“Antidisturbios” : La série au cœur d’une brigade anti-émeutes / Sécurité globale…pour qui ?

Le thriller de l’année est espagnol et fait écho à l’actualité d’une manière troublante.

Il y a quelques jours, des milliers de personnes se rassemblaient en France pour protester contre les violences policières et une loi interdisant notamment la diffusion d’images d’agents en intervention. Une loi aux contours volontairement flous (il s’agit de préserver “l’intégrité physique ou psychique” des policiers) et qui met à mal la liberté d’informer dans un pays déjà marqué par une recrudescence des agressions, qu’elles soient sur des manifestants et journalistes, ou à l’encontre des forces de l’ordre elles-mêmes.

Hélas, pas sûr que l’herbe soit plus verte de l’autre côté des Pyrénées. Le réalisateur Rodrigo Sorogoyen et la scénariste Isabel Peña racontent le même climat délétère en y ajoutant une dimension politique. Leurs agents anti-émeutes de Madrid sont des hommes soudés : ils scandent des chants qui les galvanisent avant d’aller encadrer des manifestants, squatteurs ou hooligans. Mais la plupart d’entre eux sont déjà épuisés, voire brisés. Certains semblent trouver un sursaut dans l’exaltation de leur pouvoir, ce qui a provoqué l’ire des plus grands syndicats de police espagnols.

https://twitter.com/JupolNacional/status/1317743349047136256

Cependant, la série ne cache pas longtemps que ces hommes sont bien souvent livrés à eux-mêmes et chargés d’effectuer du “sale boulot” dans des conditions précaires. De fait, la violence est plus insidieuse : elle est surtout aux mains des nantis, les vraies gens de pouvoir qui utilisent ces antidisturbios comme des fusibles au risque de leur faire péter les plombs. Et puis il y a Laia, une jeune agente aux affaires internes, la “police des polices”. Elle enquête sur la mort d’un sans-papier sénégalais lors d’une expulsion menée par la brigade. Une vidéo filmée par une voisine lui sera d’une aide capitale. Car Laia n’est pas du genre à lâcher le morceau : on le voit dès le prologue, une banale partie de Trivial Pursuit où elle découvre que son père lui ment et triche ouvertement. Et ça dure jusqu’au final proprement renversant qui met à mal nos idéaux de justice sociale.

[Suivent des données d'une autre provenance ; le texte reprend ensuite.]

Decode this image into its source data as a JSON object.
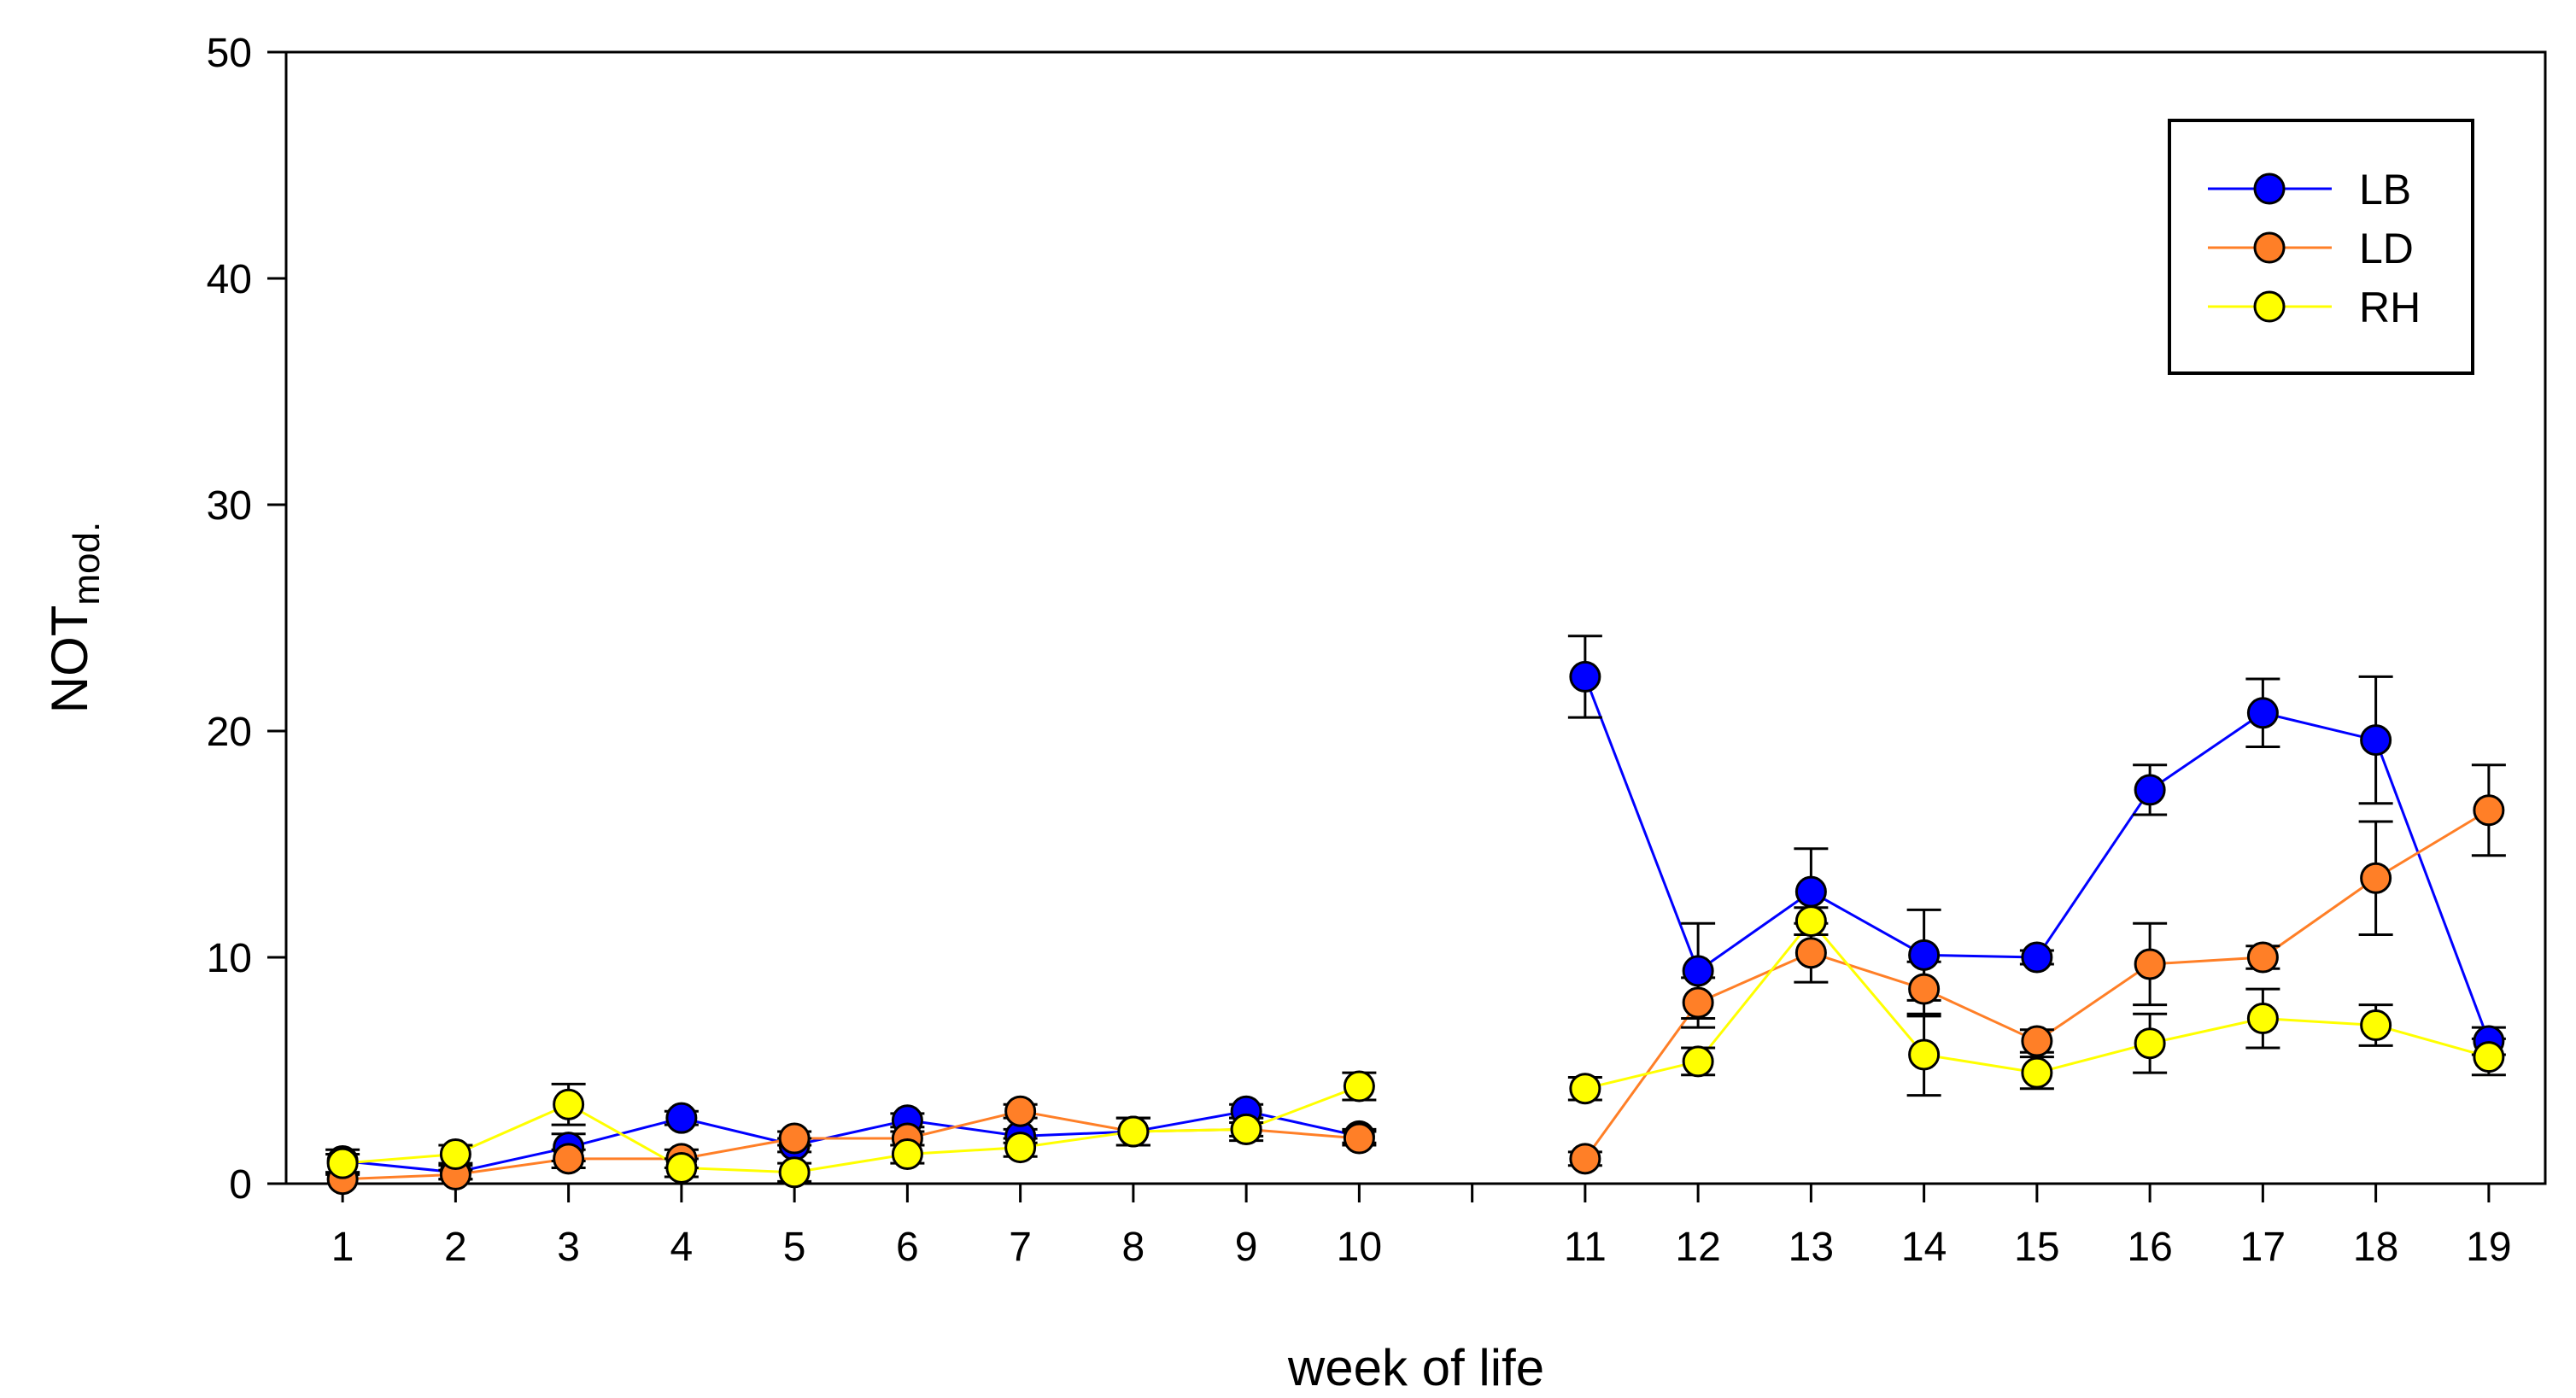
{
  "chart_data": {
    "type": "line",
    "title": "",
    "xlabel": "week of life",
    "ylabel": {
      "main": "NOT",
      "subscript": "mod."
    },
    "ylim": [
      0,
      50
    ],
    "yticks": [
      "0",
      "10",
      "20",
      "30",
      "40",
      "50"
    ],
    "ytick_values": [
      0,
      10,
      20,
      30,
      40,
      50
    ],
    "xticks": [
      "1",
      "2",
      "3",
      "4",
      "5",
      "6",
      "7",
      "8",
      "9",
      "10",
      "11",
      "12",
      "13",
      "14",
      "15",
      "16",
      "17",
      "18",
      "19"
    ],
    "x_slots": [
      1,
      2,
      3,
      4,
      5,
      6,
      7,
      8,
      9,
      10,
      12,
      13,
      14,
      15,
      16,
      17,
      18,
      19,
      20
    ],
    "x_range": [
      0.5,
      20.5
    ],
    "segments": [
      [
        0,
        9
      ],
      [
        10,
        18
      ]
    ],
    "legend_position": "top-right",
    "series": [
      {
        "name": "LB",
        "color": "#0000ff",
        "values": [
          1.0,
          0.5,
          1.6,
          2.9,
          1.7,
          2.8,
          2.1,
          2.3,
          3.2,
          2.1,
          22.4,
          9.4,
          12.9,
          10.1,
          10.0,
          17.4,
          20.8,
          19.6,
          6.3
        ],
        "errors": [
          0.5,
          0.3,
          0.6,
          0.3,
          0.3,
          0.3,
          0.3,
          0.6,
          0.3,
          0.3,
          1.8,
          2.1,
          1.9,
          2.0,
          0.3,
          1.1,
          1.5,
          2.8,
          0.6
        ]
      },
      {
        "name": "LD",
        "color": "#ff7f27",
        "values": [
          0.2,
          0.4,
          1.1,
          1.1,
          2.0,
          2.0,
          3.2,
          2.3,
          2.4,
          2.0,
          1.1,
          8.0,
          10.2,
          8.6,
          6.3,
          9.7,
          10.0,
          13.5,
          16.5
        ],
        "errors": [
          0.2,
          0.2,
          0.4,
          0.4,
          0.3,
          0.3,
          0.3,
          0.6,
          0.3,
          0.3,
          0.3,
          1.1,
          1.3,
          1.2,
          0.5,
          1.8,
          0.5,
          2.5,
          2.0
        ]
      },
      {
        "name": "RH",
        "color": "#ffff00",
        "values": [
          0.9,
          1.3,
          3.5,
          0.7,
          0.5,
          1.3,
          1.6,
          2.3,
          2.4,
          4.3,
          4.2,
          5.4,
          11.6,
          5.7,
          4.9,
          6.2,
          7.3,
          7.0,
          5.6
        ],
        "errors": [
          0.4,
          0.4,
          0.9,
          0.4,
          0.4,
          0.4,
          0.4,
          0.6,
          0.5,
          0.6,
          0.5,
          0.6,
          0.6,
          1.8,
          0.7,
          1.3,
          1.3,
          0.9,
          0.8
        ]
      }
    ]
  }
}
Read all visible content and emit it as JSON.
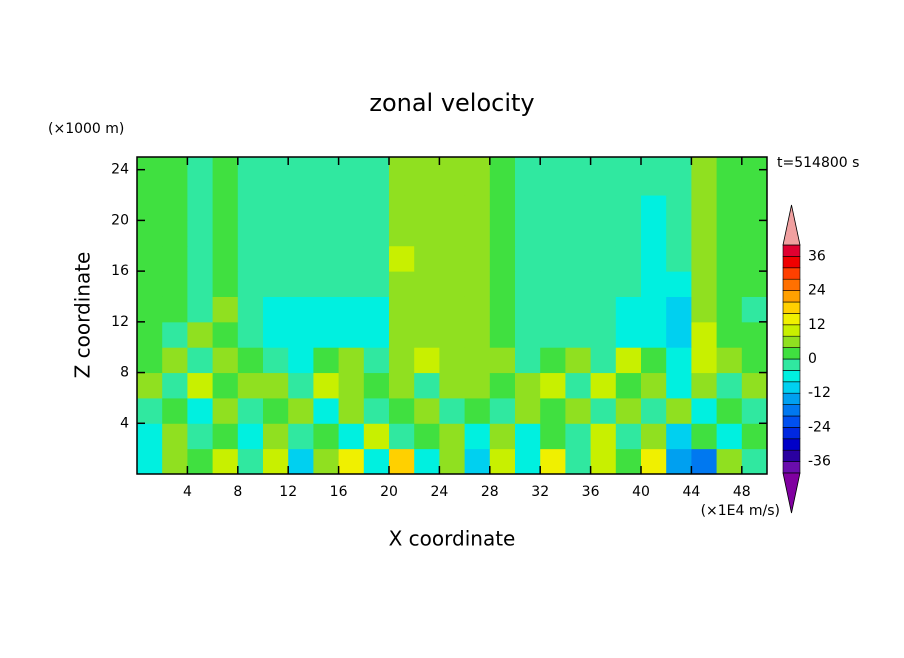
{
  "chart_data": {
    "type": "heatmap",
    "title": "zonal velocity",
    "x_label": "X coordinate",
    "y_label": "Z coordinate",
    "y_unit": "(×1000 m)",
    "value_unit": "(×1E4 m/s)",
    "time_label": "t=514800 s",
    "x": [
      1,
      3,
      5,
      7,
      9,
      11,
      13,
      15,
      17,
      19,
      21,
      23,
      25,
      27,
      29,
      31,
      33,
      35,
      37,
      39,
      41,
      43,
      45,
      47,
      49
    ],
    "y": [
      1,
      3,
      5,
      7,
      9,
      11,
      13,
      15,
      17,
      19,
      21,
      23
    ],
    "z": [
      [
        -8,
        6,
        2,
        10,
        -4,
        8,
        -10,
        4,
        12,
        -6,
        16,
        -8,
        4,
        -12,
        10,
        -6,
        14,
        -4,
        8,
        2,
        12,
        -16,
        -20,
        6,
        -4
      ],
      [
        -6,
        4,
        -2,
        2,
        -8,
        4,
        -4,
        2,
        -6,
        8,
        -4,
        2,
        6,
        -8,
        4,
        -6,
        2,
        -4,
        8,
        -2,
        4,
        -10,
        2,
        -6,
        2
      ],
      [
        -4,
        2,
        -6,
        6,
        -4,
        2,
        4,
        -6,
        4,
        -2,
        2,
        6,
        -4,
        2,
        -2,
        6,
        2,
        4,
        -2,
        6,
        -2,
        4,
        -6,
        2,
        -4
      ],
      [
        4,
        -4,
        8,
        2,
        4,
        6,
        -4,
        8,
        6,
        2,
        4,
        -2,
        4,
        6,
        2,
        4,
        8,
        -4,
        10,
        2,
        4,
        -8,
        6,
        -2,
        4
      ],
      [
        2,
        4,
        -2,
        6,
        2,
        -4,
        -6,
        2,
        4,
        -4,
        6,
        8,
        6,
        4,
        4,
        -2,
        2,
        6,
        -2,
        8,
        2,
        -6,
        10,
        4,
        2
      ],
      [
        2,
        -2,
        4,
        2,
        -3,
        -6,
        -7,
        -8,
        -7,
        -6,
        6,
        7,
        6,
        5,
        2,
        -3,
        -4,
        -3,
        -4,
        -5,
        -8,
        -12,
        8,
        2,
        2
      ],
      [
        2,
        2,
        -2,
        4,
        -3,
        -5,
        -6,
        -7,
        -6,
        -5,
        6,
        6,
        6,
        5,
        2,
        -3,
        -3,
        -3,
        -4,
        -5,
        -6,
        -10,
        7,
        2,
        -2
      ],
      [
        2,
        3,
        -2,
        2,
        -2,
        -3,
        -4,
        -4,
        -3,
        -3,
        7,
        6,
        5,
        5,
        2,
        -3,
        -3,
        -3,
        -3,
        -4,
        -5,
        -5,
        6,
        2,
        2
      ],
      [
        2,
        3,
        -2,
        2,
        -2,
        -3,
        -3,
        -3,
        -2,
        -2,
        8,
        6,
        5,
        5,
        2,
        -3,
        -3,
        -3,
        -3,
        -3,
        -5,
        -4,
        6,
        2,
        3
      ],
      [
        2,
        3,
        -2,
        2,
        -2,
        -3,
        -3,
        -3,
        -2,
        -2,
        6,
        6,
        5,
        5,
        2,
        -3,
        -3,
        -3,
        -3,
        -3,
        -5,
        -4,
        6,
        2,
        2
      ],
      [
        3,
        3,
        -2,
        2,
        -2,
        -3,
        -3,
        -3,
        -2,
        -2,
        6,
        5,
        5,
        5,
        2,
        -3,
        -3,
        -3,
        -3,
        -3,
        -5,
        -4,
        6,
        2,
        2
      ],
      [
        2,
        3,
        -2,
        3,
        -2,
        -3,
        -3,
        -2,
        -2,
        -2,
        6,
        5,
        5,
        5,
        3,
        -3,
        -3,
        -3,
        -3,
        -3,
        -4,
        -4,
        6,
        3,
        2
      ]
    ],
    "xlim": [
      0,
      50
    ],
    "xticks": [
      4,
      8,
      12,
      16,
      20,
      24,
      28,
      32,
      36,
      40,
      44,
      48
    ],
    "ylim": [
      0,
      25
    ],
    "yticks": [
      4,
      8,
      12,
      16,
      20,
      24
    ],
    "levels": [
      -40,
      -36,
      -32,
      -28,
      -24,
      -20,
      -16,
      -12,
      -8,
      -4,
      0,
      4,
      8,
      12,
      16,
      20,
      24,
      28,
      32,
      36,
      40
    ],
    "colors": [
      "#6a0dad",
      "#2a00a0",
      "#0000c8",
      "#0028e0",
      "#0050f0",
      "#0078f0",
      "#00a0f0",
      "#00d0f0",
      "#00f0e0",
      "#30e8a0",
      "#40e040",
      "#90e020",
      "#c8f000",
      "#f0f000",
      "#ffd000",
      "#ffa000",
      "#ff7000",
      "#ff4000",
      "#f00000",
      "#e00030"
    ],
    "under_color": "#8000a0",
    "over_color": "#f0a0a0",
    "colorbar_ticks": [
      -36,
      -24,
      -12,
      0,
      12,
      24,
      36
    ]
  }
}
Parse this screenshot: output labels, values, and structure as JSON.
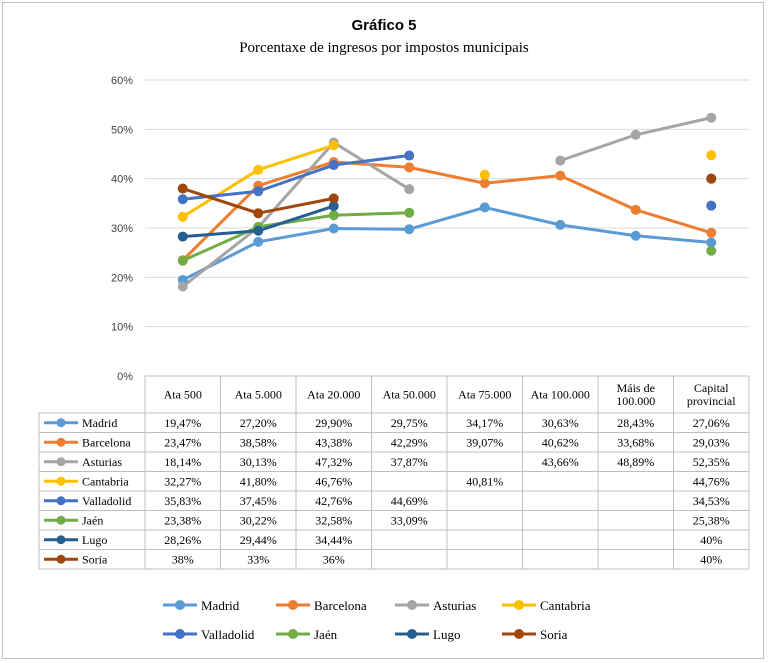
{
  "chart_data": {
    "type": "line",
    "title": "Gráfico 5",
    "subtitle": "Porcentaxe de ingresos por impostos municipais",
    "ylim": [
      0,
      60
    ],
    "yticks": [
      "0%",
      "10%",
      "20%",
      "30%",
      "40%",
      "50%",
      "60%"
    ],
    "grid": true,
    "legend_position": "bottom",
    "categories": [
      [
        "Ata 500"
      ],
      [
        "Ata 5.000"
      ],
      [
        "Ata 20.000"
      ],
      [
        "Ata 50.000"
      ],
      [
        "Ata 75.000"
      ],
      [
        "Ata 100.000"
      ],
      [
        "Máis de",
        "100.000"
      ],
      [
        "Capital",
        "provincial"
      ]
    ],
    "series": [
      {
        "name": "Madrid",
        "color": "#5b9bd5",
        "values": [
          19.47,
          27.2,
          29.9,
          29.75,
          34.17,
          30.63,
          28.43,
          27.06
        ],
        "labels": [
          "19,47%",
          "27,20%",
          "29,90%",
          "29,75%",
          "34,17%",
          "30,63%",
          "28,43%",
          "27,06%"
        ]
      },
      {
        "name": "Barcelona",
        "color": "#ed7d31",
        "values": [
          23.47,
          38.58,
          43.38,
          42.29,
          39.07,
          40.62,
          33.68,
          29.03
        ],
        "labels": [
          "23,47%",
          "38,58%",
          "43,38%",
          "42,29%",
          "39,07%",
          "40,62%",
          "33,68%",
          "29,03%"
        ]
      },
      {
        "name": "Asturias",
        "color": "#a5a5a5",
        "values": [
          18.14,
          30.13,
          47.32,
          37.87,
          null,
          43.66,
          48.89,
          52.35
        ],
        "labels": [
          "18,14%",
          "30,13%",
          "47,32%",
          "37,87%",
          "",
          "43,66%",
          "48,89%",
          "52,35%"
        ]
      },
      {
        "name": "Cantabria",
        "color": "#ffc000",
        "values": [
          32.27,
          41.8,
          46.76,
          null,
          40.81,
          null,
          null,
          44.76
        ],
        "labels": [
          "32,27%",
          "41,80%",
          "46,76%",
          "",
          "40,81%",
          "",
          "",
          "44,76%"
        ]
      },
      {
        "name": "Valladolid",
        "color": "#4472c4",
        "values": [
          35.83,
          37.45,
          42.76,
          44.69,
          null,
          null,
          null,
          34.53
        ],
        "labels": [
          "35,83%",
          "37,45%",
          "42,76%",
          "44,69%",
          "",
          "",
          "",
          "34,53%"
        ]
      },
      {
        "name": "Jaén",
        "color": "#70ad47",
        "values": [
          23.38,
          30.22,
          32.58,
          33.09,
          null,
          null,
          null,
          25.38
        ],
        "labels": [
          "23,38%",
          "30,22%",
          "32,58%",
          "33,09%",
          "",
          "",
          "",
          "25,38%"
        ]
      },
      {
        "name": "Lugo",
        "color": "#255e91",
        "values": [
          28.26,
          29.44,
          34.44,
          null,
          null,
          null,
          null,
          40
        ],
        "labels": [
          "28,26%",
          "29,44%",
          "34,44%",
          "",
          "",
          "",
          "",
          "40%"
        ]
      },
      {
        "name": "Soria",
        "color": "#9e480e",
        "values": [
          38,
          33,
          36,
          null,
          null,
          null,
          null,
          40
        ],
        "labels": [
          "38%",
          "33%",
          "36%",
          "",
          "",
          "",
          "",
          "40%"
        ]
      }
    ]
  }
}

Antidisturbios montre la violence de la corruption qui se déploie, infiltrant chacune des strates de notre société, brisant des couples et générant d’innombrables dépressions. La série serait d’une noirceur d’encre si sa forme n’était pas si emballante et son casting si génial. Mention spéciale à l’héroïne Vicky Luengo et à Raúl Arévalo (vous l’avez peut-être vu chez Almodóvar ; il jouait le père du héros dans Douleur et Gloire).

Ne faites pas comme moi : ne commencez pas Antidisturbios sur votre pause repas car vous ne mangerez pas, tant la séquence d’expulsion qui ouvre l’histoire est irrespirable. Prenez le temps d’admirer le montage très cut et le travail de la mise en scène : grand-angle et caméra portée, elle enserre les personnages dans le cadre tout en restant au plus près d’eux. Malgré quelques béances scénaristiques (il n’y a que 6 épisodes pour balayer une histoire très dense), Sorogoyen ne lâche jamais ses personnages. J’en veux pour preuve la scène du restaurant de l’ultime épisode, filmée en un plan-séquence hallucinant de plus d’un quart d’heure. Il n’oublie pas non plus le sort des réfugiés, ultimes maillons d’une chaîne sordide, peut-être finalement les plus héroïques quand ils quittent leur pays sur un radeau de fortune pour sauver leur famille. Nos six policiers font corps, font face, mais le constat est implacable : la moitié d’entre eux quitteront la brigade avant la fin de la série (je vous laisse deviner lesquels).

Antidisturbios
Elías, José Antonio, Alexánder, Diego, Salvador et Rubén

Pour terminer sur une note musicale, on remarquera la superbe bande-son électro de notre compatriote Olivier Arson. Entre les cris des manifestants sénégalais et les chants des supporters de l’OM (que la brigade affronte dans une séquence tétanisante), elle est le point d’orgue d’une série ibérique qui, malheureusement et terriblement, sonne aussi français.

“Antidisturbios” est sur Polar+, disponible avec Canal+.